Etymologically, Kama Sutra emerges from the Sanskrit words for love and ritual or the more literal thread. The idea serves as inspiration for the Cuban artist Erik Ravelo, a resident at Fabrica, the artists’ grant institution associated with United Colors of Benneton. In his series, Lana Sutra, meaning both wool ritual or wool thread, Ravelo constructs erotic threaded sculptures made from plaster casts and yarn.
The works are simultaneously tangible and ethereal, for although the artist’s hand reveals crude fibers, the figures dangle impossibly as if in midair, their brightly colored fabric intermingling. Each piece captures the beauty of human sexuality is arrestingly simple ways; the weight of each individual body balances on its partner as the artist’s expert use of form, shape, and color entice the eye to merge the two as one.

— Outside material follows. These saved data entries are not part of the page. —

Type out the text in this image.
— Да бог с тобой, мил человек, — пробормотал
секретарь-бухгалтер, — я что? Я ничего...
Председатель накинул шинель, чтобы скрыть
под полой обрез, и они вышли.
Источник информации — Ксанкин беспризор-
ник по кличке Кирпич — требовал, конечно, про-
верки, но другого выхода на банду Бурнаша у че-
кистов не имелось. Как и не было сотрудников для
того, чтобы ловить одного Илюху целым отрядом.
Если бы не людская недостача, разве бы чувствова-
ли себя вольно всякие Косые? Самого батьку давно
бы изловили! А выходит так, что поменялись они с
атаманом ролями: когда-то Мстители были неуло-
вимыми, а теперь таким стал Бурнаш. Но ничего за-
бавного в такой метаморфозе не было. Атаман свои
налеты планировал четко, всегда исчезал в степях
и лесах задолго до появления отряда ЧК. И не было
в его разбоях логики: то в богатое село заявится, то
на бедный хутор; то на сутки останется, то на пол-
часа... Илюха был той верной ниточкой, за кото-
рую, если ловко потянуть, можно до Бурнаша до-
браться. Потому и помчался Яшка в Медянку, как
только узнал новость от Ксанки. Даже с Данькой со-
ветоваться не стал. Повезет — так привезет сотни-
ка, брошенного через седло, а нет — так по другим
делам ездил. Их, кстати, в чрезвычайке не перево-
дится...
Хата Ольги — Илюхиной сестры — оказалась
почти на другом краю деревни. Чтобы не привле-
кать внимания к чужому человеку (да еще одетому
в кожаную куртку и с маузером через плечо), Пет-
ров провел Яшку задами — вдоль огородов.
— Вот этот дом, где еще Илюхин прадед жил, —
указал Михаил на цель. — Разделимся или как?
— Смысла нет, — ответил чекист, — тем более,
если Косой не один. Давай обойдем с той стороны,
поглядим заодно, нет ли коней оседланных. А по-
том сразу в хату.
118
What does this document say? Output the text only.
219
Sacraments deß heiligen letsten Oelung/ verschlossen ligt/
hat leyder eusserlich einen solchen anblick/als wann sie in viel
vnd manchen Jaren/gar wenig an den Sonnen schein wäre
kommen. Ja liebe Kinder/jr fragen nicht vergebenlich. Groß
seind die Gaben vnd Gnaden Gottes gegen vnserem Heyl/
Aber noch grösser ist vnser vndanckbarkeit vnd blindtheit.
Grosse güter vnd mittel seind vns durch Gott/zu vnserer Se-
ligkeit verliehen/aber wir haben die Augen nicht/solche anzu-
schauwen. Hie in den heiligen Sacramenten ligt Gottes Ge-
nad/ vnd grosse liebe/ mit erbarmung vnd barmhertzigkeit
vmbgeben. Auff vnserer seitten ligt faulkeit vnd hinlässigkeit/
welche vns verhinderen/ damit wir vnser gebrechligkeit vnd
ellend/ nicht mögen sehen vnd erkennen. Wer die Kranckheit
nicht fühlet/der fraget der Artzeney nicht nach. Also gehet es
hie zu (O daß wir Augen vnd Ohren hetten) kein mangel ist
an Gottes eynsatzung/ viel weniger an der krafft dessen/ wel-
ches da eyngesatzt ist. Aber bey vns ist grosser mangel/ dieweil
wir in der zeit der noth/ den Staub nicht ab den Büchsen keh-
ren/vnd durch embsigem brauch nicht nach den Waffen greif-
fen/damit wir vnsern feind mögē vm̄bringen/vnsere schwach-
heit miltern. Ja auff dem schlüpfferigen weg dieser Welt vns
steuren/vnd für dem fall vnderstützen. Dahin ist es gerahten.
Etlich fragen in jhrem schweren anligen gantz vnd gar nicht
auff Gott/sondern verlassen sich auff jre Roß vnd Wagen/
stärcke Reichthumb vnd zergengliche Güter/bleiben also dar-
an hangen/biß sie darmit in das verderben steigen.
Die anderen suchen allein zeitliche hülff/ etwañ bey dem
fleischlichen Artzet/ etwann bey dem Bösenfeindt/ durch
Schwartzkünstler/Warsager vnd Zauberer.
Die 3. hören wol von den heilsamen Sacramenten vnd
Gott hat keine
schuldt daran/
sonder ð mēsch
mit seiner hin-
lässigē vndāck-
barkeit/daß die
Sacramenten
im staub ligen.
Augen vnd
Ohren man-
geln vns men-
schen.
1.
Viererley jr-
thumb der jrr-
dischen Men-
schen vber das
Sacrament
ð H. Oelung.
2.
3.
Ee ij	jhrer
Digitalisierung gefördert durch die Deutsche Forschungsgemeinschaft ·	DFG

Not only is the series a moving representation of personal relationships and love making, but it also speaks to broader global concerns. Ravelo explains, “No man is an island. Yes, I was born on Cuba but, above all, I was born on Planet Earth. I like to think that Lana Sutra talks about universal love[.]” Indeed, the figures’ genders, races, religions, and origins remain ambiguous, allowing them to powerfully emerge as a soulful and unique representation of the everyman and woman.